Les habitants ne voulaient plus payer leurs impôts aux occupants israéliens, qui ne les investissaient pas pour les services à la population. Naji, s’étant rendu sur place, a été témoin des destructions et des razzias commises par les soldats israéliens. «J’ai rencontré une famille qui avait un commerce prospère. Les occupants ont vidé le magasin, ont tout pris, parce que ces commerçants refusaient de leur verser un impôt. Cela a créé une grande misère, et accéléré l’émigration des familles de Beit Sahour!» Cette lente hémorragie touche particulièrement les chrétiens de Terre Sainte, qui ne sont plus qu’une petite minorité. 

«Ils vous attendent!»

 A cette époque troublée, Naji rencontre pour la première fois le patriarche latin de Jérusalem Michel Sabbah, de passage en Suisse. Il parle également à Mgr Loutfi Laham, vicaire patriarcal grec-catholique melkite de Jérusalem, qu’il connaissait depuis longtemps. «Que pouvons-nous faire pour les habitants de Beit Sahour», demande Naji, et les deux prélats, sans se concerter, répondent: «Ils vous attendent!». C’est ainsi qu’est née l’association «Aider Beit Sahour». Fondée à Fribourg en 1990, elle a pour objectifs d’aider sur les plans médical et financier les habitants de Beit-Sahour, d’informer ses adhérents de la situation en Palestine et de sensibiliser l’opinion publique.

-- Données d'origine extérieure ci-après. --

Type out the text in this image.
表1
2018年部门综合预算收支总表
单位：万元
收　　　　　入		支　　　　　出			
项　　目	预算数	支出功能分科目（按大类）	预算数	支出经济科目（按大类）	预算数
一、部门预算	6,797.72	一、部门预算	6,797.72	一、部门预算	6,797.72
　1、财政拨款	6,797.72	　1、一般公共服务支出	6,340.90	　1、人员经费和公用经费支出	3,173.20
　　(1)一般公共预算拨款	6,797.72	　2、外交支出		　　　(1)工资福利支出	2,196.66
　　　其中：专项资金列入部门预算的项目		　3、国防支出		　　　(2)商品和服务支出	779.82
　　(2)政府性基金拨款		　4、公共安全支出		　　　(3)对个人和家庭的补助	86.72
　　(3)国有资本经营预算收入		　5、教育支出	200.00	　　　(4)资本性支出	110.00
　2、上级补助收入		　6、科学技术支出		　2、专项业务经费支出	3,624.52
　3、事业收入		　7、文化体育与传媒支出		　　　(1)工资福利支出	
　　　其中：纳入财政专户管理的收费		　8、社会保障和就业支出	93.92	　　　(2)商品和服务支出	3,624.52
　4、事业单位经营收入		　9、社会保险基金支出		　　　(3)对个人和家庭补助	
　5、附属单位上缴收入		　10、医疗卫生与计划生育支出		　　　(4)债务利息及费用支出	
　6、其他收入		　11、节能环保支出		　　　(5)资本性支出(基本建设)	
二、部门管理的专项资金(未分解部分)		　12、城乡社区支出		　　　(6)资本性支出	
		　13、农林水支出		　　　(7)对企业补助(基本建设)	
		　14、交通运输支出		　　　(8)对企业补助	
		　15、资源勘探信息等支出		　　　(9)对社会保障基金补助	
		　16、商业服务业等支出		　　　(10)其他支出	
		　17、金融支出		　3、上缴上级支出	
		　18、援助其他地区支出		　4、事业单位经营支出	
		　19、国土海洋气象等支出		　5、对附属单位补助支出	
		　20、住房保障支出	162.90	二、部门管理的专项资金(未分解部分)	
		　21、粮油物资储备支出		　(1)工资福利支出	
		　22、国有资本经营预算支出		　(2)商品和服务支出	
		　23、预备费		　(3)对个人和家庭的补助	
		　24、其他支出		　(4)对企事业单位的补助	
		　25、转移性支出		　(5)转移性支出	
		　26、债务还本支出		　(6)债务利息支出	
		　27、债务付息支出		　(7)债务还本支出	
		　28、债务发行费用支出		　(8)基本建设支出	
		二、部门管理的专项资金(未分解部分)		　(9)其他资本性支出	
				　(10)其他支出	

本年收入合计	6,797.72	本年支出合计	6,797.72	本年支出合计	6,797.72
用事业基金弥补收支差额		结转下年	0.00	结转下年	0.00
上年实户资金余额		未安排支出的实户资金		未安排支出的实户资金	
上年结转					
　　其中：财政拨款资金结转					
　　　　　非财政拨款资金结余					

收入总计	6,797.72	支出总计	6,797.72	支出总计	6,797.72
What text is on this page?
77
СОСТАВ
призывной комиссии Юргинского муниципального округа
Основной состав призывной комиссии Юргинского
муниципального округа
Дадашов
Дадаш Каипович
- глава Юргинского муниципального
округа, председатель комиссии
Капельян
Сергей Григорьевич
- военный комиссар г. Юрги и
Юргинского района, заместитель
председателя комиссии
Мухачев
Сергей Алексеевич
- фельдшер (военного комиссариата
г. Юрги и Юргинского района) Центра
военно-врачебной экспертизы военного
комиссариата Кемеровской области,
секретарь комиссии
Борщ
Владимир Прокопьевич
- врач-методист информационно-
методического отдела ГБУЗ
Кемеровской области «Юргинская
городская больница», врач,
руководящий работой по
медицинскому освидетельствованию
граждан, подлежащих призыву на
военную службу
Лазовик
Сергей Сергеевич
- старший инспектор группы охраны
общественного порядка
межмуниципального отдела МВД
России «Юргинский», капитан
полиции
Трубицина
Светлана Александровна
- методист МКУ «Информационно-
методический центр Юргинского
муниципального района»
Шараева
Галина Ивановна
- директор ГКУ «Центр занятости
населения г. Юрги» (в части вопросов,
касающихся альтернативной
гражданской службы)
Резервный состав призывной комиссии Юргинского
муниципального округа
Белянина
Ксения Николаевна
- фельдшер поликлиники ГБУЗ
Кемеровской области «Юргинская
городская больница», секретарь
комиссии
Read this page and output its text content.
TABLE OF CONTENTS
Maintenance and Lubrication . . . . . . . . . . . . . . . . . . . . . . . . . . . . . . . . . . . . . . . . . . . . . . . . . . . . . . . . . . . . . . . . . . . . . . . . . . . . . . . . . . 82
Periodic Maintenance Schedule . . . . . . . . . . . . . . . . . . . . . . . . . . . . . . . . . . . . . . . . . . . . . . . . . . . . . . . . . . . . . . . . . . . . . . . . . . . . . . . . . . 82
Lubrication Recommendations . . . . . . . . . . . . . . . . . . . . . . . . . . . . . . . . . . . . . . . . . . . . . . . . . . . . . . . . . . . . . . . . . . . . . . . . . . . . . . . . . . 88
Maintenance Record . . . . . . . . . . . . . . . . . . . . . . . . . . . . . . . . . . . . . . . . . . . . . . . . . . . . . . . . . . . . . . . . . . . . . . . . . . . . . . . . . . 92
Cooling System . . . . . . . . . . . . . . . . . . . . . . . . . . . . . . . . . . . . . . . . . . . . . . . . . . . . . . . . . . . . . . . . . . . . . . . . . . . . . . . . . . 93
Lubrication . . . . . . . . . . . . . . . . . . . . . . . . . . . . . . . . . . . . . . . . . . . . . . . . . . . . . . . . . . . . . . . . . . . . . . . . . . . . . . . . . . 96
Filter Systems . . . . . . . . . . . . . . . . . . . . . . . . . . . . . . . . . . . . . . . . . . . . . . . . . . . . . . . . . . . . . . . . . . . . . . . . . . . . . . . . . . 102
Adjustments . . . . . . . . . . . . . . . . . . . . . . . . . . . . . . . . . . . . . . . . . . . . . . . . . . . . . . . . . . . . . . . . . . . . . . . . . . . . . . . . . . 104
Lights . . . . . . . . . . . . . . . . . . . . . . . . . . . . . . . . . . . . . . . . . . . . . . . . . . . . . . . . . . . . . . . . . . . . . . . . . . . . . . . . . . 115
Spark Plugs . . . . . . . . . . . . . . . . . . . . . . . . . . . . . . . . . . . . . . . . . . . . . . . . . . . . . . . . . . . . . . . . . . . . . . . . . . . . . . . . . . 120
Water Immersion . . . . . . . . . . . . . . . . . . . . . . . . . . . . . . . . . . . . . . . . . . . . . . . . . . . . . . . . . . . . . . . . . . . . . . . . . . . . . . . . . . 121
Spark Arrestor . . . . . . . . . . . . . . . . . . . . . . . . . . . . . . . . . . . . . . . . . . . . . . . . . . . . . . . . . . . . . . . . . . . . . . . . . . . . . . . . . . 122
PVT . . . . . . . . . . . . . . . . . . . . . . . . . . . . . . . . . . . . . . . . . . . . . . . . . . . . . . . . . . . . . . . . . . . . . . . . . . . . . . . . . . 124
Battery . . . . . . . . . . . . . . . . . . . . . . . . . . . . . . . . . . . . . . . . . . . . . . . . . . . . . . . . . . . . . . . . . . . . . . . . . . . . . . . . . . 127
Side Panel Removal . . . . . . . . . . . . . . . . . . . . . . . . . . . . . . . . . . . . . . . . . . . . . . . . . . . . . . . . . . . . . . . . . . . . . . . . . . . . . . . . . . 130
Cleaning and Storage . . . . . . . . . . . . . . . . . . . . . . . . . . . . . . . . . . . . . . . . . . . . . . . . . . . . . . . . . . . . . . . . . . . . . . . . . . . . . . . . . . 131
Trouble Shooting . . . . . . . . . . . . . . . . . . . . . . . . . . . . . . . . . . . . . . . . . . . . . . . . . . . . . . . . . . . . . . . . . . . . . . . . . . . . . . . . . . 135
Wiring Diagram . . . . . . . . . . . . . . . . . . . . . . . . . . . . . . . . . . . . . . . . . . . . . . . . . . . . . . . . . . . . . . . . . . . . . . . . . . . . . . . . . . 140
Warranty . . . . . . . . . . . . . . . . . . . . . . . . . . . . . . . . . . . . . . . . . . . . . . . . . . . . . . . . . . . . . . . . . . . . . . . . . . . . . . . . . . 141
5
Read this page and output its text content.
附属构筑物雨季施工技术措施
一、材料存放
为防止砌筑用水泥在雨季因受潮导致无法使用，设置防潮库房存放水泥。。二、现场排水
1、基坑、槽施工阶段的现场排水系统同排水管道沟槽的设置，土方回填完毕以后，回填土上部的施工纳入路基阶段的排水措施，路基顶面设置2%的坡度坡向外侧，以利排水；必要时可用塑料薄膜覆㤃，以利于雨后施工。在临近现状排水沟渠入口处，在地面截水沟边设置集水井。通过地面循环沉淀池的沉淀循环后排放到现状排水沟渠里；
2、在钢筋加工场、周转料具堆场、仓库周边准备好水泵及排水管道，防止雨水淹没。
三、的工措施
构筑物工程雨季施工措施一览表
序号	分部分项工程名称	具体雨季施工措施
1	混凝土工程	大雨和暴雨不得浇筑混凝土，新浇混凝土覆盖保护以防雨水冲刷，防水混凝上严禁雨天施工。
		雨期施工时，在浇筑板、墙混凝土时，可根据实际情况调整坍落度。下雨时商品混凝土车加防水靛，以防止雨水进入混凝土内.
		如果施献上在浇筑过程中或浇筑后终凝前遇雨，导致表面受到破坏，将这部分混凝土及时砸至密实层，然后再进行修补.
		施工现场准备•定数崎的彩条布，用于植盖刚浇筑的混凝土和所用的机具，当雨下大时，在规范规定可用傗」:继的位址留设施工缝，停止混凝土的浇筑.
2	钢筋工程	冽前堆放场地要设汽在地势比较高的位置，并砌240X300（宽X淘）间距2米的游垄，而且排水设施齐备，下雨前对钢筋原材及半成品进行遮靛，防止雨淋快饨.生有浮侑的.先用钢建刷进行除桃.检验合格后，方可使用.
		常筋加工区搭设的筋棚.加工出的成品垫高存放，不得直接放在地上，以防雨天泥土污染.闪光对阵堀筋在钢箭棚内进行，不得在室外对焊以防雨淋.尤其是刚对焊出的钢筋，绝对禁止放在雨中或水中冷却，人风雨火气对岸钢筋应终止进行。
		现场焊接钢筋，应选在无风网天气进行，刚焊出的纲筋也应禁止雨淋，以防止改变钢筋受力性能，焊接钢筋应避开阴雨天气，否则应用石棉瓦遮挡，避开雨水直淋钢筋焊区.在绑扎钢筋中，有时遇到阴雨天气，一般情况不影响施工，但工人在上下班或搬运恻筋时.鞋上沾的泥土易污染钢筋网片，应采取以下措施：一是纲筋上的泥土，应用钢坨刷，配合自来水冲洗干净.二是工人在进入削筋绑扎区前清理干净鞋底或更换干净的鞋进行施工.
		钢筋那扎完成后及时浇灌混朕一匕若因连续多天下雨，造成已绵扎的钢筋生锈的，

L’association dispose depuis l’an dernier d’un correspondant sur place, le Dr. Majed Nassar, un médecin de Beit Sahour à la retraite. Elle essaye à son humble niveau d’apporter une aide aux habitants de la ville. Toute la région vit dans une sorte de ghetto entouré d’un haut mur garni de miradors et de mitrailleuses. Pour en sortir, on ne peut le franchir qu’aux points de passage gardés par les soldats… à la condition que l’on dispose d’un laissez-passer pas forcément facile à obtenir. «L’occupant a dressé des ‘listes noires’…»

20 à 30’000 francs d’aide

«Aider Beit Sahour» (ABS) soutient les chrétiens, mais aussi des musulmans, notamment avec des bourses d’étude. Bon an mal an, l’association achemine des aides pour un montant de 20 à 30’000 francs. Actuellement, les deux tiers vont au soutien aux écoles par le financement d’écolages, le reste pour d’autres projets ou aides ponctuelles en faveur de femmes, d’aînés ou de personnes handicapées.

Depuis le début, ABS a soutenu la Clinique du Couvent Grec-Catholique, devenue en 2007 le Centre médical de Beit-Sahour (Beit-Sahour Medical Center BSMC), qui assure quelque  quarante mille consultations médicales par année. Elle a participé, par des contributions financières ponctuelles, à l’achat de lits, à la réparation ou à l’achat d’appareils médicaux et de laboratoire, ainsi qu’à de petites rénovations à l’intérieur des bâtiments.

Le principal soutien financier vient de paroisses

Quelque 300 sympathisants donnent de l’argent régulièrement ou occasionnellement, pour soutenir l’association, dirigée par un comité de 7 bénévoles. Aux débuts de l’association, on pouvait apercevoir sur les marchés, dans la période précédant Noël, la famille Awad vendant des crèches de bois d’olivier et les personnages allant avec, une spécialité de la région de Bethléem. Aujourd’hui, le principal soutien financier vient de paroisses, plus rarement de communes.

«Pour 2017, les projets principaux sont les écolages pour des élèves sans moyens fréquentant les écoles privées chrétiennes catholique-melkite, luthérienne et orthodoxe, qui accueillent aussi des musulmans. On soutient une centaine d’élèves chaque année, et quelques universitaires. L’an dernier, par le biais de l’Organisation charitable orthodoxe, ABS a payé des paniers de nourriture pour des familles dans le besoin, ou a encore subventionné des soins pour des familles sans assurance maladie», précise Naji Awad.

Des membres du comité se rendent régulièrement en Palestine et visitent à leurs propres frais les responsables des projets soutenus. Ainsi le lien est maintenu avec les héritiers des bergers, qui, il y a 2000 ans, suivirent les indications de l’ange pour se rendre à la crèche de Bethléem.


Site internet : www.aider-beit-sahour.ch 


Beit Sahour, une ville très active et très vivante

Malgré les conditions déprimantes de l’occupation, Beit Sahour est une cité très vivante: le niveau de scolarisation reste élevé et l’on y compte de nombreux groupements et associations œuvrant auprès des jeunes, des aînés, des handicapés, pour la protection de l’environnement ou le rapprochement entre les peuples. Dans la ville, les chrétiens grecs-orthodoxes demeurent majoritaires, suivis des grecs-catholiques melkites, puis d’une petite communauté luthérienne et catholique latine, vivant sans trop de problèmes aux côtés des musulmans. 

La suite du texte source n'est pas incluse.